Mr. Romney garnered 27% of the Hispanic vote, compared with the 31% that Sen. John McCain (R., Ariz.) got in 2008 and the 44% that Republican President George W. Bush received in 2004, according to national exit polls. Mr. Romney received 6% of the African-American vote.
Mr. Romney said he underestimated the appeal of President Barack Obama's health-care law to minority voters. And he argued his party must do more to bring such voters into the GOP fold, suggesting the challenge was one of outreach rather than party platform.
"We've got to do a better job taking our message to them to help them understand why we're the party with the ideas that will make their life better," he said.
The interview marks Mr. Romney's return to the national stage after a bruising election that most political observers said was winnable for the Republican, given the country's economic struggles.
Mr. Romney said his defeat hurt his standing in the party, but he said he would nonetheless seek a role helping Republicans bounce back. "I'm not going to disappear," he said. "Sitting on the sidelines when so much is at stake just isn't my nature."
Reflecting on his loss, Mr. Romney said "it kills me" not to be in the White House. But he also insisted he wasn't dwelling on the defeat. "You move on. I don't spend my life looking back," he said.
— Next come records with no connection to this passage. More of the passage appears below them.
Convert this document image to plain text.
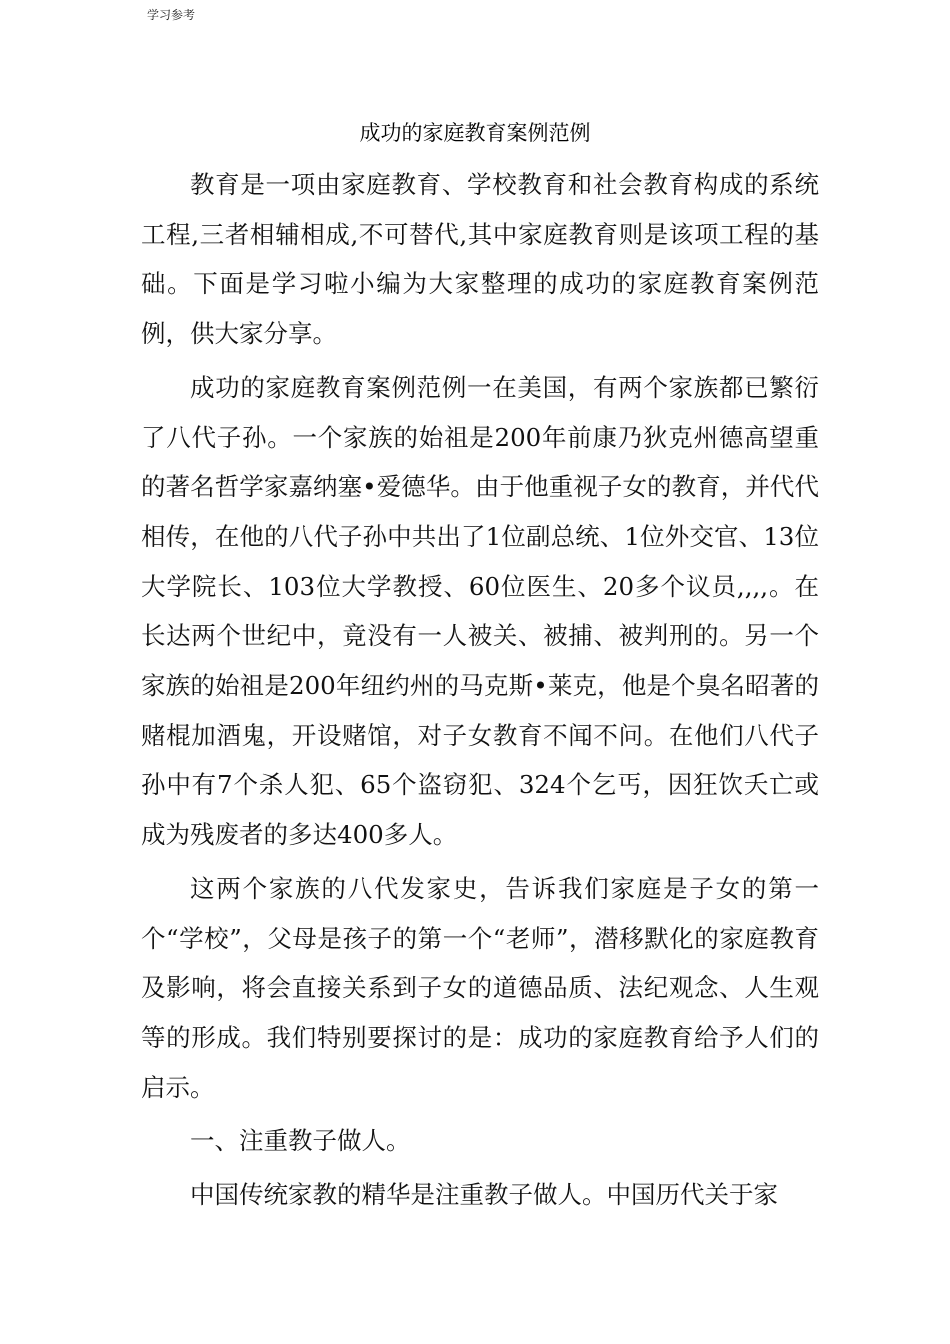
学习参考
成功的家庭教育案例范例

教育是一项由家庭教育、学校教育和社会教育构成的系统工程,三者相辅相成,不可替代,其中家庭教育则是该项工程的基础。下面是学习啦小编为大家整理的成功的家庭教育案例范例，供大家分享。

成功的家庭教育案例范例一在美国，有两个家族都已繁衍了八代子孙。一个家族的始祖是200年前康乃狄克州德高望重的著名哲学家嘉纳塞•爱德华。由于他重视子女的教育，并代代相传，在他的八代子孙中共出了1位副总统、1位外交官、13位大学院长、103位大学教授、60位医生、20多个议员,,,,。在长达两个世纪中，竟没有一人被关、被捕、被判刑的。另一个家族的始祖是200年纽约州的马克斯•莱克，他是个臭名昭著的赌棍加酒鬼，开设赌馆，对子女教育不闻不问。在他们八代子孙中有7个杀人犯、65个盗窃犯、324个乞丐，因狂饮夭亡或成为残废者的多达400多人。

这两个家族的八代发家史，告诉我们家庭是子女的第一个“学校”，父母是孩子的第一个“老师”，潜移默化的家庭教育及影响，将会直接关系到子女的道德品质、法纪观念、人生观等的形成。我们特别要探讨的是：成功的家庭教育给予人们的启示。

一、注重教子做人。

中国传统家教的精华是注重教子做人。中国历代关于家
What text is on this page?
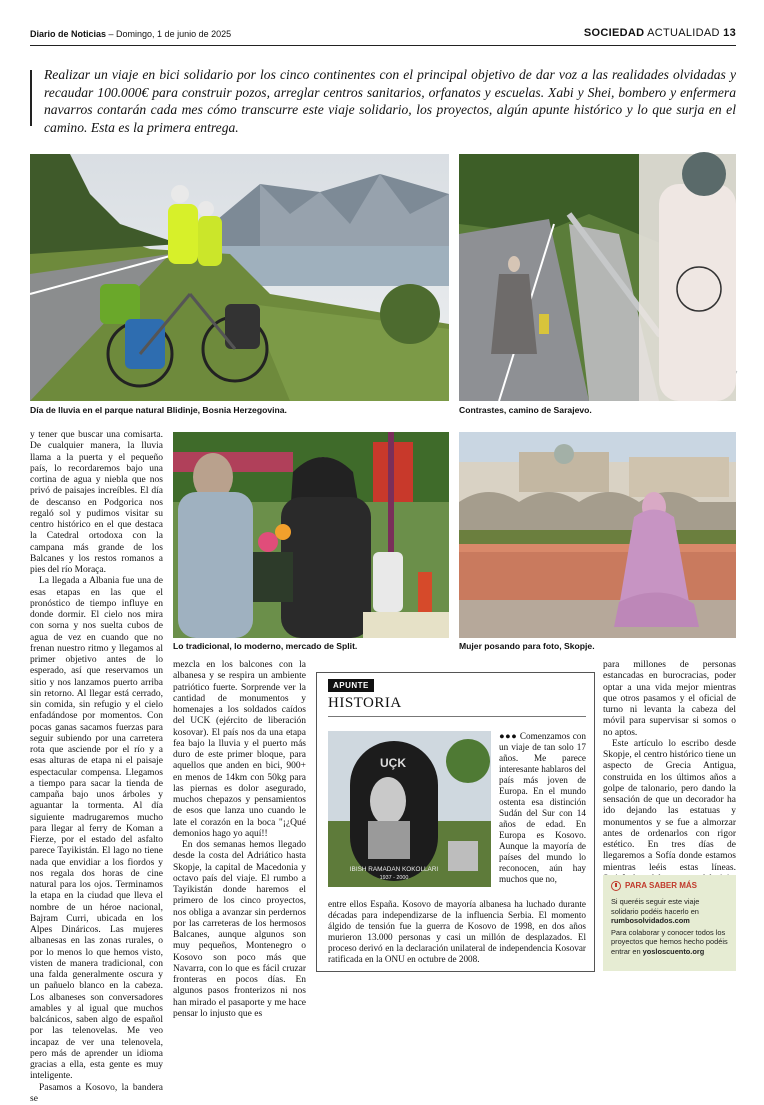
Diario de Noticias – Domingo, 1 de junio de 2025	SOCIEDAD ACTUALIDAD 13

Realizar un viaje en bici solidario por los cinco continentes con el principal objetivo de dar voz a las realidades olvidadas y recaudar 100.000€ para construir pozos, arreglar centros sanitarios, orfanatos y escuelas. Xabi y Shei, bombero y enfermera navarros contarán cada mes cómo transcurre este viaje solidario, los proyectos, algún apunte histórico y lo que surja en el camino. Esta es la primera entrega.

Día de lluvia en el parque natural Blidinje, Bosnia Herzegovina.	Contrastes, camino de Sarajevo.

y tener que buscar una comisarta. De cualquier manera, la lluvia llama a la puerta y el pequeño país, lo recordaremos bajo una cortina de agua y niebla que nos privó de paisajes increíbles. El día de descanso en Podgorica nos regaló sol y pudimos visitar su centro histórico en el que destaca la Catedral ortodoxa con la campana más grande de los Balcanes y los restos romanos a pies del río Moraça.

La llegada a Albania fue una de esas etapas en las que el pronóstico de tiempo influye en donde dormir. El cielo nos mira con sorna y nos suelta cubos de agua de vez en cuando que no frenan nuestro ritmo y llegamos al primer objetivo antes de lo esperado, así que reservamos un sitio y nos lanzamos puerto arriba sin retorno. Al llegar está cerrado, sin comida, sin refugio y el cielo enfadándose por momentos. Con pocas ganas sacamos fuerzas para seguir subiendo por una carretera rota que asciende por el río y a esas alturas de etapa ni el paisaje espectacular compensa. Llegamos a tiempo para sacar la tienda de campaña bajo unos árboles y aguantar la tormenta. Al día siguiente madrugaremos mucho para llegar al ferry de Koman a Fierze, por el estado del asfalto parece Tayikistán. El lago no tiene nada que envidiar a los fiordos y nos regala dos horas de cine natural para los ojos. Terminamos la etapa en la ciudad que lleva el nombre de un héroe nacional, Bajram Curri, ubicada en los Alpes Dináricos. Las mujeres albanesas en las zonas rurales, o por lo menos lo que hemos visto, visten de manera tradicional, con una falda generalmente oscura y un pañuelo blanco en la cabeza. Los albaneses son conversadores amables y al igual que muchos balcánicos, saben algo de español por las telenovelas. Me veo incapaz de ver una telenovela, pero más de aprender un idioma gracias a ella, esta gente es muy inteligente.

Pasamos a Kosovo, la bandera se

Lo tradicional, lo moderno, mercado de Split.	Mujer posando para foto, Skopje.

mezcla en los balcones con la albanesa y se respira un ambiente patriótico fuerte. Sorprende ver la cantidad de monumentos y homenajes a los soldados caídos del UCK (ejército de liberación kosovar). El país nos da una etapa fea bajo la lluvia y el puerto más duro de este primer bloque, para aquellos que anden en bici, 900+ en menos de 14km con 50kg para las piernas es dolor asegurado, muchos chepazos y pensamientos de esos que lanza uno cuando le late el corazón en la boca "¡¿Qué demonios hago yo aquí!!

En dos semanas hemos llegado desde la costa del Adriático hasta Skopje, la capital de Macedonia y octavo país del viaje. El rumbo a Tayikistán donde haremos el primero de los cinco proyectos, nos obliga a avanzar sin perdernos por las carreteras de los hermosos Balcanes, aunque algunos son muy pequeños, Montenegro o Kosovo son poco más que Navarra, con lo que es fácil cruzar fronteras en pocos días. En algunos pasos fronterizos ni nos han mirado el pasaporte y me hace pensar lo injusto que es

APUNTE
HISTORIA
UÇK
IBISH RAMADAN KOKOLLARI
1937 - 2000

●●● Comenzamos con un viaje de tan solo 17 años. Me parece interesante hablaros del país más joven de Europa. En el mundo ostenta esa distinción Sudán del Sur con 14 años de edad. En Europa es Kosovo. Aunque la mayoría de países del mundo lo reconocen, aún hay muchos que no,

entre ellos España. Kosovo de mayoría albanesa ha luchado durante décadas para independizarse de la influencia Serbia. El momento álgido de tensión fue la guerra de Kosovo de 1998, en dos años murieron 13.000 personas y casi un millón de desplazados. El proceso derivó en la declaración unilateral de independencia Kosovar ratificada en la ONU en octubre de 2008.

para millones de personas estancadas en burocracias, poder optar a una vida mejor mientras que otros pasamos y el oficial de turno ni levanta la cabeza del móvil para supervisar si somos o no aptos.

Este artículo lo escribo desde Skopje, el centro histórico tiene un aspecto de Grecia Antigua, construida en los últimos años a golpe de talonario, pero dando la sensación de que un decorador ha ido dejando las estatuas y monumentos y se fue a almorzar antes de ordenarlos con rigor estético. En tres días de llegaremos a Sofía donde estamos mientras leéis estas líneas.

PARA SABER MÁS

Si queréis seguir este viaje solidario podéis hacerlo en rumbosolvidados.com

Para colaborar y conocer todos los proyectos que hemos hecho podéis entrar en yosloscuento.org
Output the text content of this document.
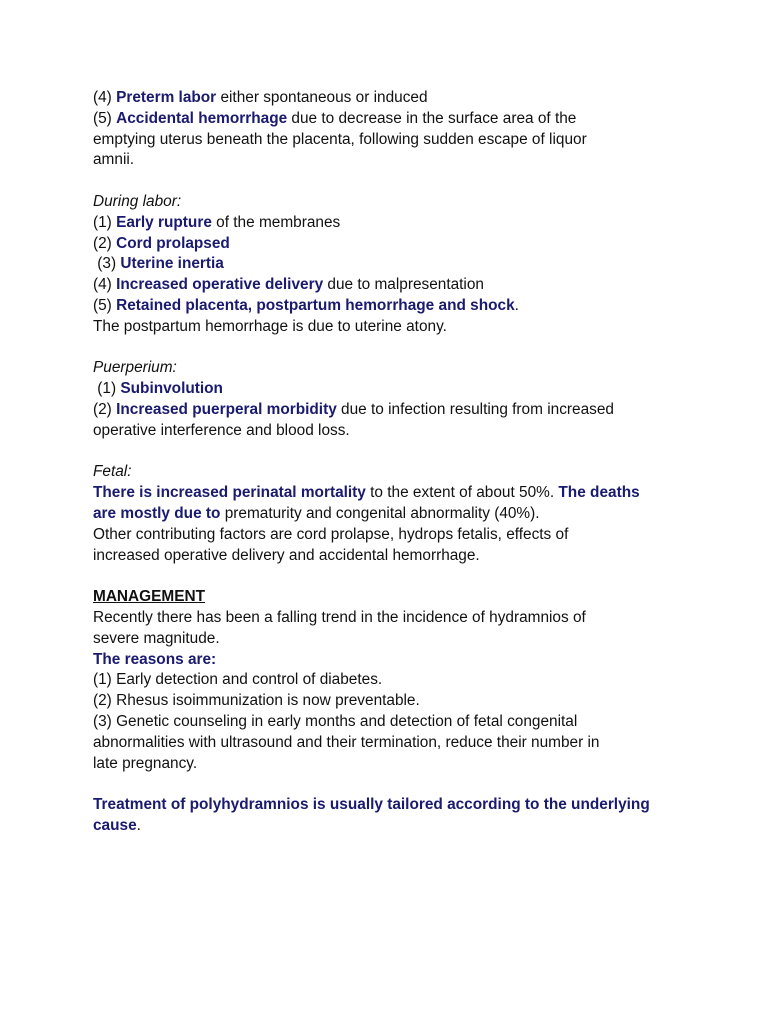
(4) Preterm labor either spontaneous or induced
(5) Accidental hemorrhage due to decrease in the surface area of the
emptying uterus beneath the placenta, following sudden escape of liquor
amnii.
During labor:
(1) Early rupture of the membranes
(2) Cord prolapsed
(3) Uterine inertia
(4) Increased operative delivery due to malpresentation
(5) Retained placenta, postpartum hemorrhage and shock.
The postpartum hemorrhage is due to uterine atony.
Puerperium:
(1) Subinvolution
(2) Increased puerperal morbidity due to infection resulting from increased
operative interference and blood loss.
Fetal:
There is increased perinatal mortality to the extent of about 50%. The deaths
are mostly due to prematurity and congenital abnormality (40%).
Other contributing factors are cord prolapse, hydrops fetalis, effects of
increased operative delivery and accidental hemorrhage.
MANAGEMENT
Recently there has been a falling trend in the incidence of hydramnios of
severe magnitude.
The reasons are:
(1) Early detection and control of diabetes.
(2) Rhesus isoimmunization is now preventable.
(3) Genetic counseling in early months and detection of fetal congenital
abnormalities with ultrasound and their termination, reduce their number in
late pregnancy.
Treatment of polyhydramnios is usually tailored according to the underlying
cause.
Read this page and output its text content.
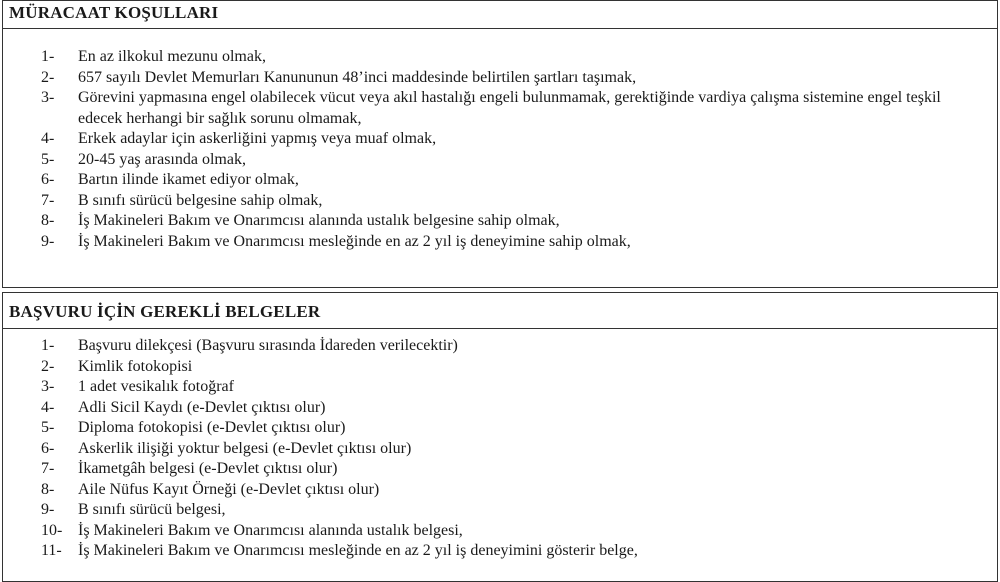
MÜRACAAT KOŞULLARI
1-	En az ilkokul mezunu olmak,
2-	657 sayılı Devlet Memurları Kanununun 48’inci maddesinde belirtilen şartları taşımak,
3-	Görevini yapmasına engel olabilecek vücut veya akıl hastalığı engeli bulunmamak, gerektiğinde vardiya çalışma sistemine engel teşkil edecek herhangi bir sağlık sorunu olmamak,
4-	Erkek adaylar için askerliğini yapmış veya muaf olmak,
5-	20-45 yaş arasında olmak,
6-	Bartın ilinde ikamet ediyor olmak,
7-	B sınıfı sürücü belgesine sahip olmak,
8-	İş Makineleri Bakım ve Onarımcısı alanında ustalık belgesine sahip olmak,
9-	İş Makineleri Bakım ve Onarımcısı mesleğinde en az 2 yıl iş deneyimine sahip olmak,
BAŞVURU İÇİN GEREKLİ BELGELER
1-	Başvuru dilekçesi (Başvuru sırasında İdareden verilecektir)
2-	Kimlik fotokopisi
3-	1 adet vesikalık fotoğraf
4-	Adli Sicil Kaydı (e-Devlet çıktısı olur)
5-	Diploma fotokopisi (e-Devlet çıktısı olur)
6-	Askerlik ilişiği yoktur belgesi (e-Devlet çıktısı olur)
7-	İkametgâh belgesi (e-Devlet çıktısı olur)
8-	Aile Nüfus Kayıt Örneği (e-Devlet çıktısı olur)
9-	B sınıfı sürücü belgesi,
10- İş Makineleri Bakım ve Onarımcısı alanında ustalık belgesi,
11-	İş Makineleri Bakım ve Onarımcısı mesleğinde en az 2 yıl iş deneyimini gösterir belge,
Ann Romney, who sat alongside her husband for part of the interview, said she is still lamenting the defeat and has cried in the months since the election.
"When you pour that much of your life and energy and passion into something, and you're disappointed by the outcome, it's sad," she said. "It's very hard."
Mrs. Romney said her sorrow didn't stem from the failure to attain a personal goal but rather from a lost opportunity to serve the country. "The dream was to make a difference; the dream was to serve," she said.
Mr. Romney expressed remorse over comments he made during the campaign in which he argued that 47% of Americans saw themselves as "victims" who are dependent on government, and therefore would vote for Mr. Obama. The remarks were secretly recorded during a private dinner where Mr. Romney was addressing donors.
It was "a very unfortunate statement that I made," he said. "It was very harmful. What I said is not what I believe."
Mr. Romney rejected the view that the protracted Republican primary forced him to campaign so far to the political right that he alienated independent voters in the general election. But he said he may have been hurt by attacks from his Republican opponents.
He dismissed the suggestion that New Jersey Republican Gov. Chris Christie's effusive praise for Mr. Obama during superstorm Sandy's aftermath, shortly before the election, shifted momentum toward the president.
"I lost my election because of my campaign, not because of what anyone else did," Mr. Romney said.